Christophe Guilluy-Je ne suis pas un chercheur classique. Ma ligne de conduite depuis quinze ans a toujours été de penser la société par le bas et de prendre au sérieux ce que font, disent et pensent les catégories populaires. Je ne juge pas. Je ne crois pas non plus à la posture de l’intellectuel qui influence l’opinion publique. Je ne crois pas non plus à l’influence du discours politique sur l’opinion. C’est même l’inverse qui se passe. Ce que j’appelle la nouvelle géographie sociale a pour ambition de décrire l’émergence de nouvelles catégories sociales sur l’ensemble des territoires.

  • Selon vous, la mondialisation joue un rôle fondamental dans les fractures françaises. Pourquoi ?
Christophe Guilluy-La mondialisation a un impact énorme sur la recomposition des classes sociales en restructurant socialement et économiquement les territoires. Les politiques, les intellectuels et les chercheurs ont la vue faussée. Ils chaussent les lunettes des années 1980 pour analyser une situation qui n’a aujourd’hui plus rien à voir. Par exemple, beaucoup sont encore dans la mythologie des classes moyennes façon Trente Glorieuses. Mais à partir des années 1980, un élément semble dysfonctionner : les banlieues. Dans les années 1970, on avait assisté à l’émergence d’une classe moyenne, c’est la France pavillonnaire.

  • Vous avez théorisé la coexistence de deux France avec, d’une part, la France des métropoles et de l’autre la France périphérique.
Christophe Guilluy-On peut en effet diviser schématiquement la France en deux : la France périphérique, que certains ont dénommée mal à propos France périurbaine, est cette zone qui regroupe aussi bien des petites villes que des campagnes. De l’autre côté, il y a les métropoles, complètement branchées sur la mondialisation, sur les secteurs économiques de pointe avec de l’emploi très qualifié.
Ces métropoles se retrouvent dans toutes régions de France. Bien évidemment, cela induit une recomposition sociale et démographique de tous ces espaces. En se désindustrialisant, les villes ont besoin de beaucoup moins d’employés et d’ouvriers mais de davantage de cadres. C’est ce qu’on appelle la gentrification des grandes villes, avec un embourgeoisement à grande vitesse.
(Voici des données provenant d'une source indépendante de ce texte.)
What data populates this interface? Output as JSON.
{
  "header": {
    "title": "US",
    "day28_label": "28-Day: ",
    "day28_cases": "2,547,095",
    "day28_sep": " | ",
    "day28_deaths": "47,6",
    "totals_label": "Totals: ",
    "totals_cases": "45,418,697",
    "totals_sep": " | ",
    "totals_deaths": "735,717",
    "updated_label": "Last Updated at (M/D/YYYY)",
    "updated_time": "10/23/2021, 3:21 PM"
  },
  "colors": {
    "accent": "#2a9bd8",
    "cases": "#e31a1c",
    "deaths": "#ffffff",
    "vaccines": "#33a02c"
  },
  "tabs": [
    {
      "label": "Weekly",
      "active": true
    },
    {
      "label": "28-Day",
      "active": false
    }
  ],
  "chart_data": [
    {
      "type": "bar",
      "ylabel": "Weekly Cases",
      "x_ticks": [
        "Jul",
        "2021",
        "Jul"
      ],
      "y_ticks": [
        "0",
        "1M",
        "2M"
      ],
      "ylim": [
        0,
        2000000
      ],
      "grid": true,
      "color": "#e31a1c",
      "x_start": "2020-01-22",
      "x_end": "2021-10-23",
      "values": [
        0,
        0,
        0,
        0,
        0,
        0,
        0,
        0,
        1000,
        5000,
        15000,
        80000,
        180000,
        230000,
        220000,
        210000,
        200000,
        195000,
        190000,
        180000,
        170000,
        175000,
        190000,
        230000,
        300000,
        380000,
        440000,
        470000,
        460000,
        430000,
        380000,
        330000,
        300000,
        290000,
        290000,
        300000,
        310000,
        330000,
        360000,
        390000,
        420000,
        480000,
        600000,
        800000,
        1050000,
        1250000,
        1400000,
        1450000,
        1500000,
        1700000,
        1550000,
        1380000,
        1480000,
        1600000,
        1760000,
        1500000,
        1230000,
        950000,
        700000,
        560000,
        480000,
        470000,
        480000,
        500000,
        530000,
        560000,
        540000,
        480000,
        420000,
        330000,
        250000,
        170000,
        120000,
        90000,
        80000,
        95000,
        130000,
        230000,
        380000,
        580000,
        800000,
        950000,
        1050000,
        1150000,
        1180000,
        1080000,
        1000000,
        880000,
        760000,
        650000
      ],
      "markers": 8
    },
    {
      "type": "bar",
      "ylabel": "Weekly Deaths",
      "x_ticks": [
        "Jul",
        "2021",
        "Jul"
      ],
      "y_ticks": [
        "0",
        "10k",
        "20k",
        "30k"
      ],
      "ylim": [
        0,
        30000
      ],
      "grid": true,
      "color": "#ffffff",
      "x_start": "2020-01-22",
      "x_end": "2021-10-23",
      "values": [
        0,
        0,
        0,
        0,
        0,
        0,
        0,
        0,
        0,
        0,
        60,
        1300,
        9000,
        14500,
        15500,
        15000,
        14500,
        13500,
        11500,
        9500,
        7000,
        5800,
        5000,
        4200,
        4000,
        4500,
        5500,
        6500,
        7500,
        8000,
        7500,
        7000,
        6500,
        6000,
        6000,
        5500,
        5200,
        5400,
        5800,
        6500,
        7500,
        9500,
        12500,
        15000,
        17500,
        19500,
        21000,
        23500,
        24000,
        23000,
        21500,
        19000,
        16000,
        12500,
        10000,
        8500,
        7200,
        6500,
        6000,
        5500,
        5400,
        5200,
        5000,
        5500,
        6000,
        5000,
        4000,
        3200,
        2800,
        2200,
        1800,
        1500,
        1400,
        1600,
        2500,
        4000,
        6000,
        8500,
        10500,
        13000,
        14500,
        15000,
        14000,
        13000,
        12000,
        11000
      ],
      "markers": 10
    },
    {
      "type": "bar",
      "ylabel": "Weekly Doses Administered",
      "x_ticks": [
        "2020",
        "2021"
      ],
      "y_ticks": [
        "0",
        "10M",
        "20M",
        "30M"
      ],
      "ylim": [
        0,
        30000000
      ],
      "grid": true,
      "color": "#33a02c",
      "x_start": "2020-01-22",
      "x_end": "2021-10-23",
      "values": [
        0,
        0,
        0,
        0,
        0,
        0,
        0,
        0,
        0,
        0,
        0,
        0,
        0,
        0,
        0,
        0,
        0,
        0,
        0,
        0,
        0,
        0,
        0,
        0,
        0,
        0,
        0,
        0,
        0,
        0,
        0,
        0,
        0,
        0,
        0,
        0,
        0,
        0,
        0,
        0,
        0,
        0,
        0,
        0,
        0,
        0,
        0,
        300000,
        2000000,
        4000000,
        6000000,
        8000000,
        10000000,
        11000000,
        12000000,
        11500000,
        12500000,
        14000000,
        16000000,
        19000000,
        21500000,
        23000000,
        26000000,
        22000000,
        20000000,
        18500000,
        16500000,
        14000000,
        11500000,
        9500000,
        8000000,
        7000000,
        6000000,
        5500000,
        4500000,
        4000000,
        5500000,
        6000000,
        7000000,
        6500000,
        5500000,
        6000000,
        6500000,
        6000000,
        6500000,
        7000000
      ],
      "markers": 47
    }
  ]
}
  • Mais en même temps que cet embourgeoisement, il y a aussi dans les métropoles un renforcement des populations immigrées.
Christophe Guilluy-Au moment même où l’ensemble du parc immobilier des grandes villes est en train de se « gentrifier », l’immobilier social, les HLM, le dernier parc accessible aux catégories populaires de ces métropoles, s’est spécialisé dans l’accueil des populations immigrées. On assiste à l’émergence de « villes monde » très inégalitaires où se regroupent avec d’un côté des cadres, et de l’autre des catégories précaires issues de l’immigration. Dans ces espaces, les gens sont tous mobiles, aussi bien les cadres que les immigrés. Surtout, ils sont là où tout se passe, où se crée l’emploi. Tout le monde dans ces métropoles en profite, y compris les banlieues et les immigrés. Bien sûr cela va à l’encontre de la mythologie de la banlieue ghetto où tout est figé. Dans les zones urbaines sensibles, il y a une vraie mobilité : les gens arrivent et partent.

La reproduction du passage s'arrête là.